In [1]:
%pylab inline
For the motor in Problem 6-5
In [2]:
R1 = 0.10 # [Ohm]
R2 = 0.07 # [Ohm]
Xm = 10.0 # [Ohm]
X1 = 0.21 # [Ohm]
X2 = 0.21 # [Ohm]
Pmech = 500 # [W]
Pmisc = 0 # [W]
Pcore = 400 # [W]
Vphi = 120 # [V]
w_sync = 188.5 # [rad/s]
The slip at pullout torque is found by calculating the Thevenin equivalent of the input circuit from the rotor back to the power supply, and then using that with the rotor circuit model.
In [3]:
Zth = (Xm*1j * (R1 + X1*1j)) / (R1 + (X1+Xm)*1j)

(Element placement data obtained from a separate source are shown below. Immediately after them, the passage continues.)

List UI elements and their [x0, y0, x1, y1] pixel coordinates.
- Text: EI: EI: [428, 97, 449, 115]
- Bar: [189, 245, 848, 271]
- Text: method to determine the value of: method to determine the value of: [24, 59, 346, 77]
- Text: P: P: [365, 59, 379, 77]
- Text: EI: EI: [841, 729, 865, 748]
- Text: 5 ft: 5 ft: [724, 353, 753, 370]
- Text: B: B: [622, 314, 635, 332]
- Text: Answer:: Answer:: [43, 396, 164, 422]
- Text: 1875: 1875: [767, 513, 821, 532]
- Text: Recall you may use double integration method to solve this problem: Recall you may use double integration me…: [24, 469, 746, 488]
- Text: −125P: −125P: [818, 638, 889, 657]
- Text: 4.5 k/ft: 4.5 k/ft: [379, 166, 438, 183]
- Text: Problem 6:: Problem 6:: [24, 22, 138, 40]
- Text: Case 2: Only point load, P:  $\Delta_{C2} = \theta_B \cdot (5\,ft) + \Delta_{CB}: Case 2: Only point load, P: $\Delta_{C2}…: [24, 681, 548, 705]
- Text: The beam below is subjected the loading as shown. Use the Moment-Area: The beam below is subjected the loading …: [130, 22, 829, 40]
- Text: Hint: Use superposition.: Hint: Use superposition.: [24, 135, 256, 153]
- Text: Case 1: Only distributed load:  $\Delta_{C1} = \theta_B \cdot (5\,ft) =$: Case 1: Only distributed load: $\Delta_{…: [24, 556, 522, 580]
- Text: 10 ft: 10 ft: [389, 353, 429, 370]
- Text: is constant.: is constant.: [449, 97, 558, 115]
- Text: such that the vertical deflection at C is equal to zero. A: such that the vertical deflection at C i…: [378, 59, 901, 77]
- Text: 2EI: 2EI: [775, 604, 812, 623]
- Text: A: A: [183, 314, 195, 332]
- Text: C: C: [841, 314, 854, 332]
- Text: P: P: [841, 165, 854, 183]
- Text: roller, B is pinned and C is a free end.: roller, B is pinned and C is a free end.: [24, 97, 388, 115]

Zth_angle = arctan(Zth.imag/Zth.real)
print('Zth = ({:.4f})Ω = {:.3f} Ω ∠{:.1f}°'.format(Zth, abs(Zth), Zth_angle/pi*180))
In [4]:
Vth = Xm*1j / (R1 + (X1+Xm)*1j) * Vphi
Vth_angle = arctan(Vth.imag/Vth.real)
print('Zth = {:.1f} V ∠{:.1f}°'.format(abs(Vth), Vth_angle/pi*180))

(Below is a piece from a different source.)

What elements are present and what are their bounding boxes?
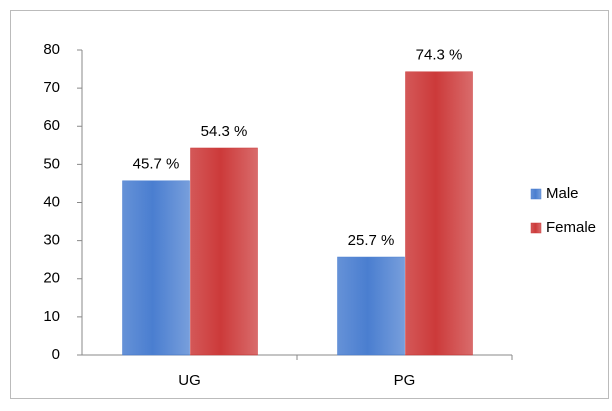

The slip at pullout torque is: $$S_\text{max} = \frac{R_2}{\sqrt{R_{TH}^2+(X_{TH}+X_2)^2}}$$
In [5]:
Rth = Zth.real
Xth = Zth.imag
s_max = R2 / sqrt(Rth**2 + (Xth+X2)**2)
print('''
s_max = {:.3f}
============='''.format(s_max))
The pullout torque of the motor is:
$$\tau_\text{max} = \frac{3V_{TH}^2}{2\omega_\text{sync}[R_{TH}+\sqrt{R_{TH}^2+(X_{TH}+X_2)^2}]}$$
In [6]:
tau_max = (3* abs(Vth)**2) / (2 * w_sync*(Rth + sqrt(Rth**2 + (Xth+X2)**2)))
print('''
tau_max = {:.0f} Nm
================'''.format(tau_max))